Ein guter Stratege ist Janukowitsch nicht, sonst hätte er erkennen müssen, wann seine Zeit gekommen ist und selbst Russland ihm nicht mehr um jeden Preis den Rücken freihält. Sein Versuch, am Samstag in Charkow die Abspaltung des ukrainischen Ostens zu erklären, scheiterte kläglich. Dabei hätte er bis vor kurzem sicherlich noch politische Möglichkeiten zur Institutionalisierung und Spaltung der Opposition gehabt. Etwas mehr Kompromissbereitschaft und kommunikativeres Verhalten in den vergangenen Wochen hätten ihm womöglich dazu verholfen, seine Amtszeit unter Einbuße einiger Vollmachten zu Ende zu führen. Schließlich stellt niemand in Frage, dass Janukowitsch 2010 durch eine demokratische Wahl einen knappen Sieg über seine Rivalin Julia Timoschenko davongetragen hat. Sein Führungsstil war autoritär, aber im Vergleich zu seinen russischen und weißrussischen Nachbarn gemäßigt, was sich allein schon am Demonstrationsrecht zeigt.
Nun aber muss er mit einem Gerichtsverfahren rechnen, das jenes gegen Timoschenko weit in den Schatten stellen könnte. Das Beweismaterial dafür lieferte er wie auf einem Tablett. Als die Öffentlichkeit am Wochenende Zugang zu seiner Residenz Meschigorje erhielt, fanden sich dort unglaubliche Mengen an Goldnippes und anderen Reichtümern, schließlich hatte er die Ukraine als eine Art Selbstbedienungsladen für sich und seine engen Freunde interpretiert. Die wirkliche Sensation ist aber die fein säuberliche Buchhaltung über illegale Geldtransfers an Tausende Beamte, Angehörige des Polizeiapparats, Firmen, Provokateure und offenbar auch Parlamentsabgeordnete. Nicht nur Janukowitschs übereilte Flucht, auch die Tatsache, dass er es nicht für nötig gehalten oder einfach nicht mehr geschafft hatte, diese Dokumente zu vernichten, wirft viele Fragen auf. Nicht einmal ein Plan B scheint existiert zu haben.
Janukowitschs Partei hat in weiten Teilen einen Seitenwechsel vollzogen. Am Sonntag wurde im Internet eine Videoansprache veröffentlicht, in der der Fraktionschef der Partei der Regionen, Alexander Jefremow, den ehemaligen Präsidenten und sein nahes Umfeld des nationalen Verrats bezichtigt. Die Partei selbst kommt im neuen Selbstverständnis nur als Opfer vor: »Eine ganze Millionenpartei war de facto Geisel einer einzigen korrumpierten Familie.« Der Schock saß tief, aber nur für einen Tag. Nun macht sich die Partei in der Opposition stark.

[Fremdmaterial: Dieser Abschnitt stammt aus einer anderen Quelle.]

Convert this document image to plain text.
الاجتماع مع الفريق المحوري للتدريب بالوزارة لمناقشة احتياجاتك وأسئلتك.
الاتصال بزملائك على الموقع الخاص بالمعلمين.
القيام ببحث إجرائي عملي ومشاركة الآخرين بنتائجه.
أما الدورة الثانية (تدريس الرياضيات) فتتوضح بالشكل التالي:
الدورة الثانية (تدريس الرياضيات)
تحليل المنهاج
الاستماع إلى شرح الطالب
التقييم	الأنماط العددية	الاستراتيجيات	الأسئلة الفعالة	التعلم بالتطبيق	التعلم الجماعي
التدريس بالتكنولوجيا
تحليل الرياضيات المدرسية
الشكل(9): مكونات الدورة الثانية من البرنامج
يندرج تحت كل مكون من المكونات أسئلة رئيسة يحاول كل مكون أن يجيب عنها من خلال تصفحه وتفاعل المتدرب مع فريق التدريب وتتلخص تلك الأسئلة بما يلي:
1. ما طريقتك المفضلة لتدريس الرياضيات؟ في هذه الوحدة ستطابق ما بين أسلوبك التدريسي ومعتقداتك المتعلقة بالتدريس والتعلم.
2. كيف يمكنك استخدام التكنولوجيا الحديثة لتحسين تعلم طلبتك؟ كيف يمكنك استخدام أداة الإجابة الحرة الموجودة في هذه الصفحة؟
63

Die Bildung einer neuen Regierung gestaltet sich indes komplizierter als gedacht. Dabei ist Eile geboten, denn ohne verbindliche Verhandlungspartner gibt es keine Finanzhilfen, weder aus der Europäischen Union noch vom Internationalen Währungsfonds. Und auch nicht von Russland, dessen Regierung zwar einen Unterhändler nach Kiew geschickt hatte, die neuen Machthaber jedoch nicht anerkennt. Die ukrainischen sogenannten Oligarchen nehmen derweil eine abwartende Haltung ein. Parlamentssprecher Alexander Turtschinow von Timoschenkos Vaterlandspartei übernimmt übergangsweise das Amt des Präsidenten bis zu den Neuwahlen am 25. Mai. Aber ein Kabinettschef wird noch benötigt. Wer jetzt Fehler macht – und die sind unvermeidlich –, wird mit großer Wahrscheinlichkeit bei den kommenden Wahlen scheitern. Die mittlerweile aus der Haft entlassene Julia Timoschenko lehnte eine Kandidatur als provisorische Regierungschefin vermutlich aus diesem Grund ab. Ihr Auftritt auf dem Maidan rief zwiespältige Gefühle hervor. Zwar gehörte ihre Freilassung zu den Forderungen der Opposition, aber Timoschenko gilt eher als Unsicherheitsfaktor denn als willkommene Retterin. Ihre Amtszeit als Ministerpräsidentin war von wachsender Korruption und der Unfähigkeit geprägt, für nötige Wirtschaftsreformen zu sorgen.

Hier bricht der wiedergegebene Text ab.